Personal information
- Born: 26 September 2003 (age 22) Shymkent, Kazakhstan

Medal record
Men's taekwondo
Representing Kazakhstan
Asian Championships
| Bronze medal – third place | 2026 Ulaanbaatar | 63 kg |
World University Games
| Gold medal – first place | 2025 Rhine-Ruhr | 63 kg |
| Bronze medal – third place | 2025 Rhine-Ruhr | Mixed team |

= Samirkhon Ababakirov =

Kazakh taekwondo practitioner (born 2003)

Samirkhon Sarvarkhonovich Ababakirov (born 26 September 2003) is a Kazakh taekwondo practitioner. He competed at the 2024 Olympic Games and was a gold medalist at the 2025 World University Games.

==Career==
He competed at the 2022 World Taekwondo Championships in Mexico in the Men's flyweight, losing to Vito Dell'Aquila in the quarter-finals. He participated at the 2023 World Taekwondo Championships in Baku in the flyweight category.

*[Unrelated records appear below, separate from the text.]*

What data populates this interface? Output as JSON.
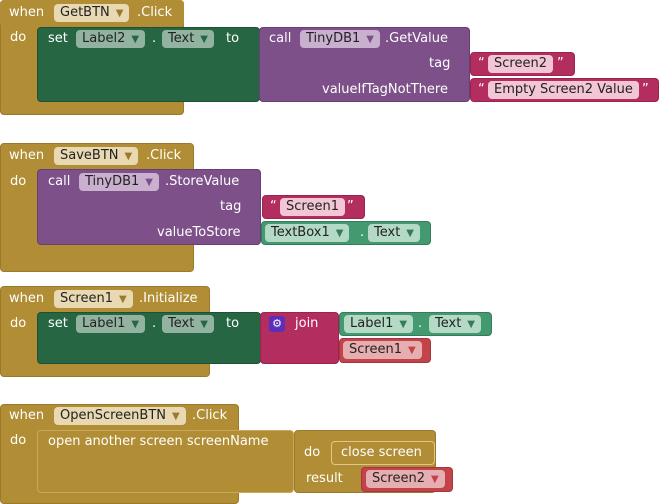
{
  "blocks": [
    {
      "when": "when",
      "component": "GetBTN",
      "event": ".Click",
      "do": "do",
      "set": "set",
      "target": "Label2",
      "dot": ".",
      "prop": "Text",
      "to": "to",
      "call": "call",
      "db": "TinyDB1",
      "method": ".GetValue",
      "tag": "tag",
      "tag_value": "Screen2",
      "arg2": "valueIfTagNotThere",
      "arg2_value": "Empty Screen2 Value"
    },
    {
      "when": "when",
      "component": "SaveBTN",
      "event": ".Click",
      "do": "do",
      "call": "call",
      "db": "TinyDB1",
      "method": ".StoreValue",
      "tag": "tag",
      "tag_value": "Screen1",
      "arg2": "valueToStore",
      "src": "TextBox1",
      "dot": ".",
      "prop": "Text"
    },
    {
      "when": "when",
      "component": "Screen1",
      "event": ".Initialize",
      "do": "do",
      "set": "set",
      "target": "Label1",
      "dot": ".",
      "prop": "Text",
      "to": "to",
      "join": "join",
      "j1": "Label1",
      "j1prop": "Text",
      "j2": "Screen1"
    },
    {
      "when": "when",
      "component": "OpenScreenBTN",
      "event": ".Click",
      "do": "do",
      "open": "open another screen  screenName",
      "inner_do": "do",
      "close": "close screen",
      "result": "result",
      "screen": "Screen2"
    }
  ],
  "quote_open": "“",
  "quote_close": "”",
  "arrow": "▼",
  "icons": {
    "join": "gear-icon"
  },
  "colors": {
    "event": "#b18e35",
    "setter": "#266643",
    "tinydb": "#7d5089",
    "text": "#b32d5e",
    "getter": "#439970",
    "screen": "#c2434a"
  }
}
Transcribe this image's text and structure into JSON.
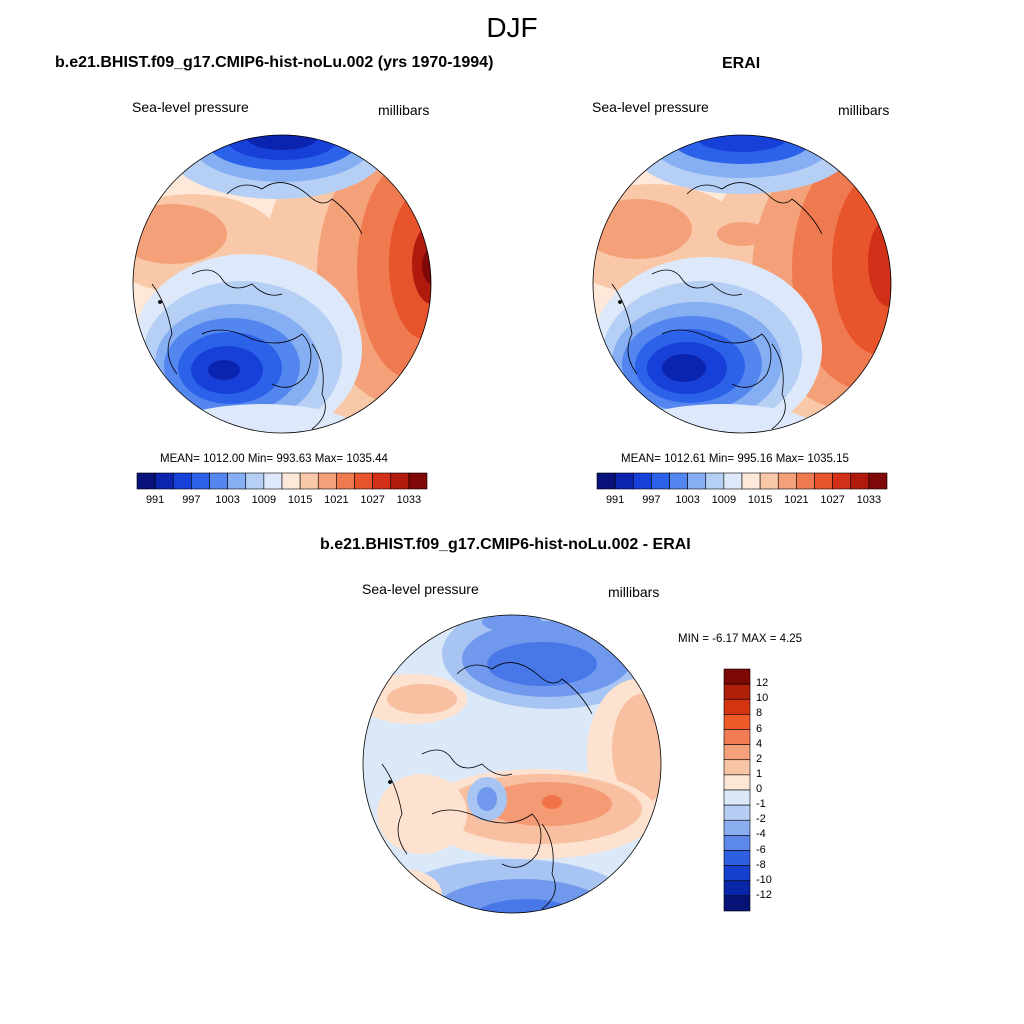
{
  "title": "DJF",
  "colors": {
    "abs_scale": [
      "#08107a",
      "#0b24b0",
      "#1640d8",
      "#2c62ea",
      "#5486ef",
      "#86aef2",
      "#b5cff5",
      "#dde9fa",
      "#fde8da",
      "#f8c8a8",
      "#f4a17a",
      "#f07a4f",
      "#e8542c",
      "#d23018",
      "#b01a0c",
      "#800808"
    ],
    "diff_scale": [
      "#081478",
      "#0a26a8",
      "#0f3cd4",
      "#2558e4",
      "#4878e8",
      "#7098ec",
      "#a8c4f2",
      "#dae8f8",
      "#fde2d0",
      "#f8c0a0",
      "#f49a74",
      "#f07248",
      "#e44a20",
      "#c02808",
      "#7e0804"
    ],
    "coastline": "#000000"
  },
  "panels": [
    {
      "id": "model",
      "title": "b.e21.BHIST.f09_g17.CMIP6-hist-noLu.002 (yrs 1970-1994)",
      "field": "Sea-level pressure",
      "units": "millibars",
      "stats": "MEAN= 1012.00  Min= 993.63  Max= 1035.44",
      "colorbar_labels": [
        "991",
        "997",
        "1003",
        "1009",
        "1015",
        "1021",
        "1027",
        "1033"
      ]
    },
    {
      "id": "obs",
      "title": "ERAI",
      "field": "Sea-level pressure",
      "units": "millibars",
      "stats": "MEAN= 1012.61  Min= 995.16  Max= 1035.15",
      "colorbar_labels": [
        "991",
        "997",
        "1003",
        "1009",
        "1015",
        "1021",
        "1027",
        "1033"
      ]
    },
    {
      "id": "diff",
      "title": "b.e21.BHIST.f09_g17.CMIP6-hist-noLu.002 - ERAI",
      "field": "Sea-level pressure",
      "units": "millibars",
      "stats": "MIN =  -6.17 MAX =   4.25",
      "colorbar_labels": [
        "12",
        "10",
        "8",
        "6",
        "4",
        "2",
        "1",
        "0",
        "-1",
        "-2",
        "-4",
        "-6",
        "-8",
        "-10",
        "-12"
      ]
    }
  ]
}
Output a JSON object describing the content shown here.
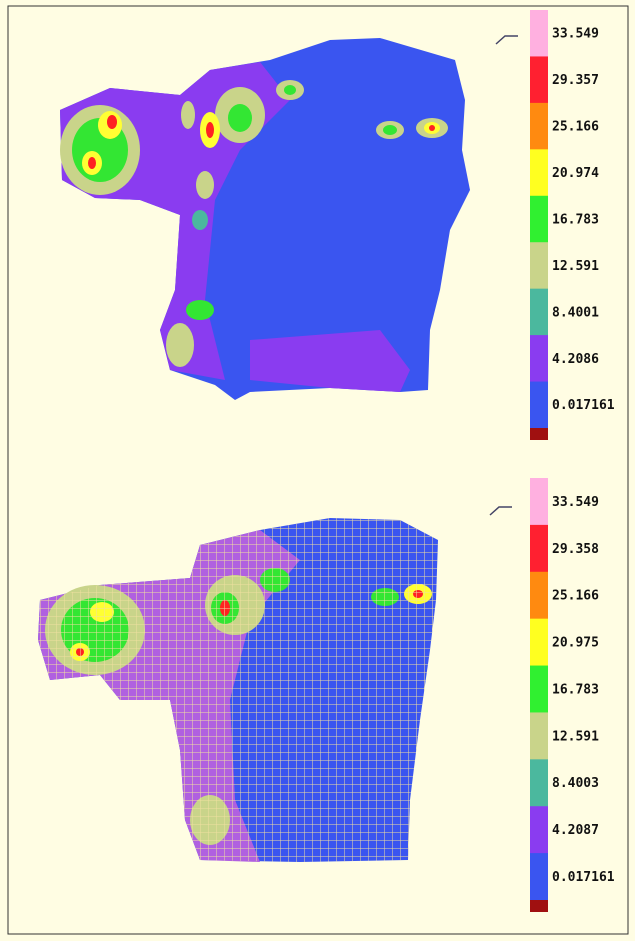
{
  "panels": [
    {
      "legend": [
        "33.549",
        "29.357",
        "25.166",
        "20.974",
        "16.783",
        "12.591",
        "8.4001",
        "4.2086",
        "0.017161"
      ]
    },
    {
      "legend": [
        "33.549",
        "29.358",
        "25.166",
        "20.975",
        "16.783",
        "12.591",
        "8.4003",
        "4.2087",
        "0.017161"
      ]
    }
  ]
}
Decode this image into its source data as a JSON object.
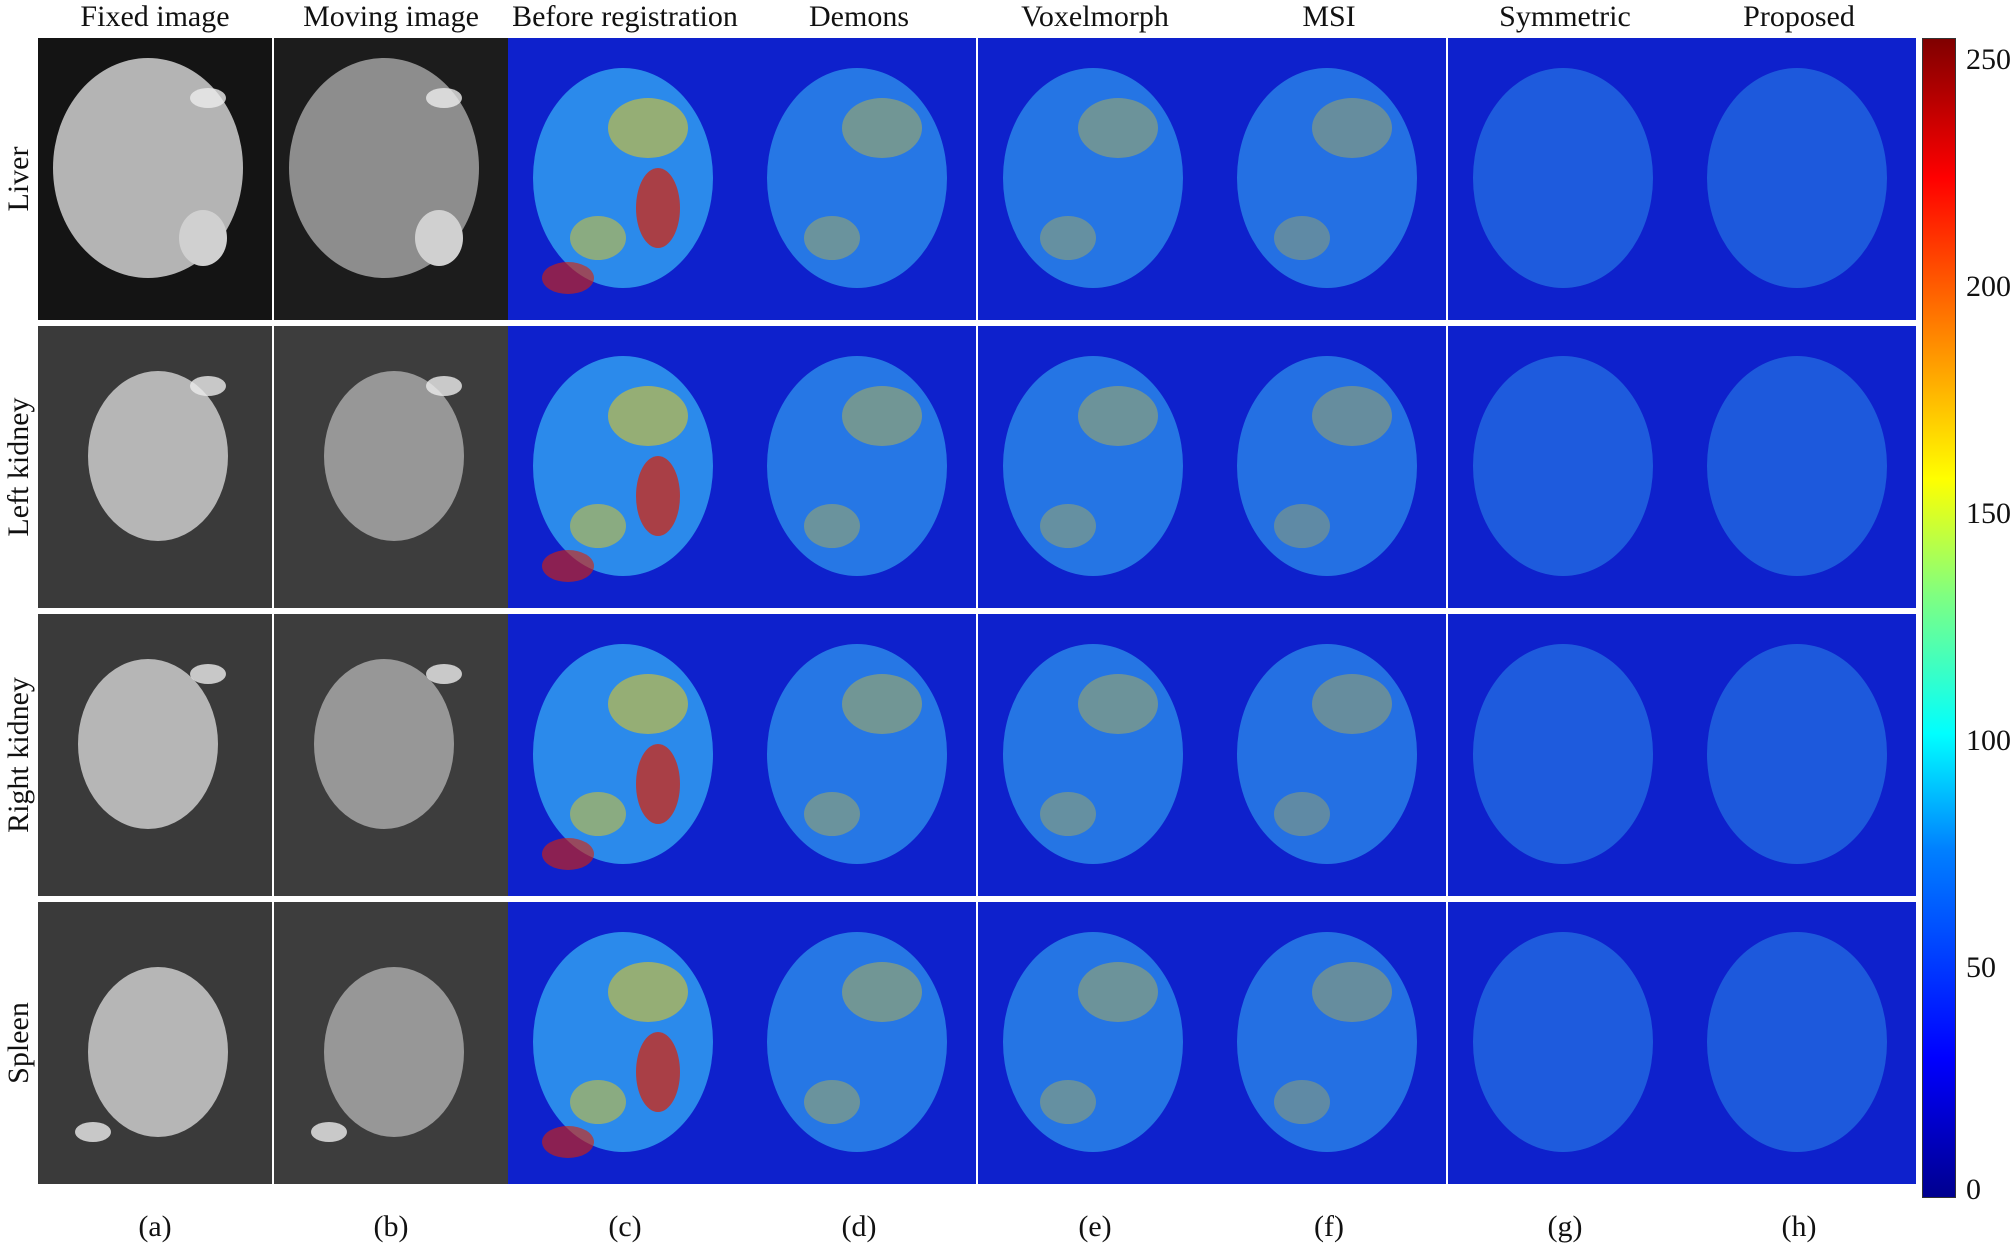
{
  "columns": [
    "Fixed image",
    "Moving image",
    "Before registration",
    "Demons",
    "Voxelmorph",
    "MSI",
    "Symmetric",
    "Proposed"
  ],
  "rows": [
    "Liver",
    "Left kidney",
    "Right kidney",
    "Spleen"
  ],
  "captions": [
    "(a)",
    "(b)",
    "(c)",
    "(d)",
    "(e)",
    "(f)",
    "(g)",
    "(h)"
  ],
  "colorbar": {
    "ticks": [
      "250",
      "200",
      "150",
      "100",
      "50",
      "0"
    ],
    "range": [
      0,
      255
    ],
    "colors": [
      "#00008f",
      "#0000ff",
      "#00ffff",
      "#ffff00",
      "#ff0000",
      "#800000"
    ]
  },
  "panel_style": {
    "ct_background": "#1a1a1a",
    "ct_organ": "#bdbdbd",
    "diff_background": "#00008f",
    "diff_low": "#1a3cff",
    "diff_mid": "#3fd0ff",
    "diff_high": "#ffd200",
    "diff_peak": "#e02000"
  }
}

He reached the semi-finals at the 2024 Asian Taekwondo Olympic Qualification Tournament in March 2024. He competed at the 2024 Paris Olympics in the 58kg division losing to Vito Dell'Aquila.

In April 2025, Ababakirov won a silver medal at the WT President's Cup Asian Region international tournament in Tai'an, China after facing Jang Jun of South Korea in the final. He won the gold medal in the -63kg category at the 2025 World University Games in Germany, defeating Türkiye's Ömer Faruk Dayıoğlu in the final and two-time Olympic medallist Mohamed Khalil Jendoubi of Tunisia in the semi-final. He also won a bronze medal in the mixed team event at the Games.

The top seed at the 2025 World Taekwondo Championships in the men's bantamweight division, he was defeated by eventual gold medalist, Jendoubi of Tunisia.